Posted by: kevin vranes at April 11, 2005 11:01 AM
Posted by: eric at April 11, 2005 11:59 AM
First, I meant no slight toward the RC contributors with my use of the word “credibility.” I was trying to be as broad as possible, and had nobody specific in mind – and surely was not using it to imply that some researchers have no scientific credibility.
I certainly would not argue that a mainstream position(s) on anthropogenic climate change cannot be found. It would not be that difficult (and has been done to some degree) to interview the thousands working on the problem and work up the statistics. But I would argue that:
a) RC has not done that, yet still makes the implicit assumption that, “we know what the mainstream is, we are certainly in the mainstream, and so we’re posting mainstream views on climate change.” (My quotes, not theirs.) I think this is a specious assumption.
b) My guess is that the confidence limits around the mainstream “mean” would be huge, perhaps so large to diminish the notion of there being an identifiable hard and fast “mainstream.” To go further, even if there is a precisely defined mainstream in one aspect of the very broad, complex and multidisciplinary science of climatology, certainly there is none in other aspects. (Failure at finding a cure notwithstanding, HIV as a natural phenomenon doesn’t even come to climatology in complexity.)
All this is not to say that it is inappropriate to try to find a squishy middle of consensus, but perhaps it isn’t the job of climatologists themselves to do it. We don’t allow intellectual self-policing in publishing research results (hence peer review), so why would we allow a researcher to claim that their own views are “mainstream” when what might be at stake is “credibility” in the consequences debate?

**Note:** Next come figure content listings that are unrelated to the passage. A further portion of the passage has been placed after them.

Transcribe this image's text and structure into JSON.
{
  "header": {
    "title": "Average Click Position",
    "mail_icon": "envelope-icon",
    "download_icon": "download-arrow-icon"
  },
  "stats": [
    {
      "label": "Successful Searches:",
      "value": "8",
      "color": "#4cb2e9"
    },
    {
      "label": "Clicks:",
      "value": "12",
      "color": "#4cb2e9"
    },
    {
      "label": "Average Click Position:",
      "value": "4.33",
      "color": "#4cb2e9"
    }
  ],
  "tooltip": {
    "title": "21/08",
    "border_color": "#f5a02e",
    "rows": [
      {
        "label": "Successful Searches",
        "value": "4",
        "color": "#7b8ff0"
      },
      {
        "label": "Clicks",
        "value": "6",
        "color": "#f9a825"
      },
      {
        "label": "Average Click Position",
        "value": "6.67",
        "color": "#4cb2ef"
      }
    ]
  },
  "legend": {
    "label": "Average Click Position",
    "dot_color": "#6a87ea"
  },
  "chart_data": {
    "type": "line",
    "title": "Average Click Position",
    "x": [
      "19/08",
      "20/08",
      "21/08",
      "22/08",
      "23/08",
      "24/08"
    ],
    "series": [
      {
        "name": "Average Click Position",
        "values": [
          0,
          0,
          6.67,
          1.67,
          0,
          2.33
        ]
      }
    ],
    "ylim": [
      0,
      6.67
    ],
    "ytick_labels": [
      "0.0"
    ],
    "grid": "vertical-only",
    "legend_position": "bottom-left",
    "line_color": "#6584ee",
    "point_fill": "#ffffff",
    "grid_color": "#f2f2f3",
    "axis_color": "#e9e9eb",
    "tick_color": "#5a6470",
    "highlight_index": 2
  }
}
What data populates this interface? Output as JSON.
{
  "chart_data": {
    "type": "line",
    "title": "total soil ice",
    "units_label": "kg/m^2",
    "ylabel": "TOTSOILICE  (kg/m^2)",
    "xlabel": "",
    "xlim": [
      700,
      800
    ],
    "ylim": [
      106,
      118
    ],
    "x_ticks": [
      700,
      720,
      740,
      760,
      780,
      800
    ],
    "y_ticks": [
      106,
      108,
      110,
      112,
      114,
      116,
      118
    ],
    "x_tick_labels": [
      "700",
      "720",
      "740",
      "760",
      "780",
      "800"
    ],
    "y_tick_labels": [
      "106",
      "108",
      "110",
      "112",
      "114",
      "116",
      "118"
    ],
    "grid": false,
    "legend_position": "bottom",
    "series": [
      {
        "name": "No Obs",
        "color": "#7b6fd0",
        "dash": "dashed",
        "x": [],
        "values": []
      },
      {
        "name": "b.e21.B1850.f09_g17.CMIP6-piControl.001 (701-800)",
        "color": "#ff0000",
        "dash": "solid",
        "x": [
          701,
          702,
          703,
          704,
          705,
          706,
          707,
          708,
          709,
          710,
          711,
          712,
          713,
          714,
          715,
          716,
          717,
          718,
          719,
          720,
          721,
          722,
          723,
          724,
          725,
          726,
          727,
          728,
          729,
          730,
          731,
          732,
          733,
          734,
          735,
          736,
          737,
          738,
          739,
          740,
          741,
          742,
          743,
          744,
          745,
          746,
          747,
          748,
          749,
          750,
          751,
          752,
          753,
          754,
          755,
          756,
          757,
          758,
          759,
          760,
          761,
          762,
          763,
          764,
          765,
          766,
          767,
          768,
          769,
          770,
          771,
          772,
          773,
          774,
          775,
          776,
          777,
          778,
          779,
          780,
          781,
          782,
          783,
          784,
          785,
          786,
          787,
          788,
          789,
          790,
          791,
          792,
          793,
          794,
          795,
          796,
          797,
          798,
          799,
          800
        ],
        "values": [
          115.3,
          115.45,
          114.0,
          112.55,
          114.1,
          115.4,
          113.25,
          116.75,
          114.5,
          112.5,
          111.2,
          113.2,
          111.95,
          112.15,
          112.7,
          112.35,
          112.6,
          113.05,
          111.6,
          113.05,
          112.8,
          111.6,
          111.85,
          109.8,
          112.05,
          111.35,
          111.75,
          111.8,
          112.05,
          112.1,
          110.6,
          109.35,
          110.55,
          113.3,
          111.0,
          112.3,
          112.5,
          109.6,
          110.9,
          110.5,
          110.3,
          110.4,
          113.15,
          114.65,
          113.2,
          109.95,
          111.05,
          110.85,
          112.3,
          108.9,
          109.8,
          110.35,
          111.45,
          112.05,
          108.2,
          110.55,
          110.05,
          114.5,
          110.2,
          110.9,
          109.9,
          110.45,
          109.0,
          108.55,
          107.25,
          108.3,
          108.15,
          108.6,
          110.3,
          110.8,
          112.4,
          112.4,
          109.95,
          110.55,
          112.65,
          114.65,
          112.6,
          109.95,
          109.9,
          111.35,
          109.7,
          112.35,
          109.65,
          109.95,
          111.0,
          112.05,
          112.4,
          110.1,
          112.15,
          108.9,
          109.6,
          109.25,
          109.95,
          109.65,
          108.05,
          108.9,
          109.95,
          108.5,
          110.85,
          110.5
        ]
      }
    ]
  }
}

Posted by: kevin vranes at April 11, 2005 04:17 PM
As to the variance about the mean of the mainstream, your "guess" may well be as good as mine, but at least one historian/philosopher of science has actually looked into this with some care, and has concluded it is relatively well defined. See: http://www.washingtonpost.com/wp-dyn/articles/A26065-2004Dec25.html, http://www.realclimate.org/index.php?p=80; http://www.realclimate.org/index.php?p=86.
Personally, I can't distinguish Oreskes's definition of mainstream from RealClimate's definition. Of course, as I've pointed out numerous times, none of this proves that the mainstream view is correct. Nor does it prove there isn't some vast leftwing conspiracy, of which I am an unwitting part. But it is really stretching it to suggest that there IS no mainstream. As I've said before, I don't agree with the mainstream on everything -- in particular on the subject of "abrupt climate change". But I don't try to claim that there isn't a mainstream view of this subject. Nor do I present my own view as equal in stature or credibility to those mainstream views. If I did, I would rightly be called to task, because I have not articulated my views very well, least of all in a peer-reviewed setting. It would be nice if everyone had the same forbearance.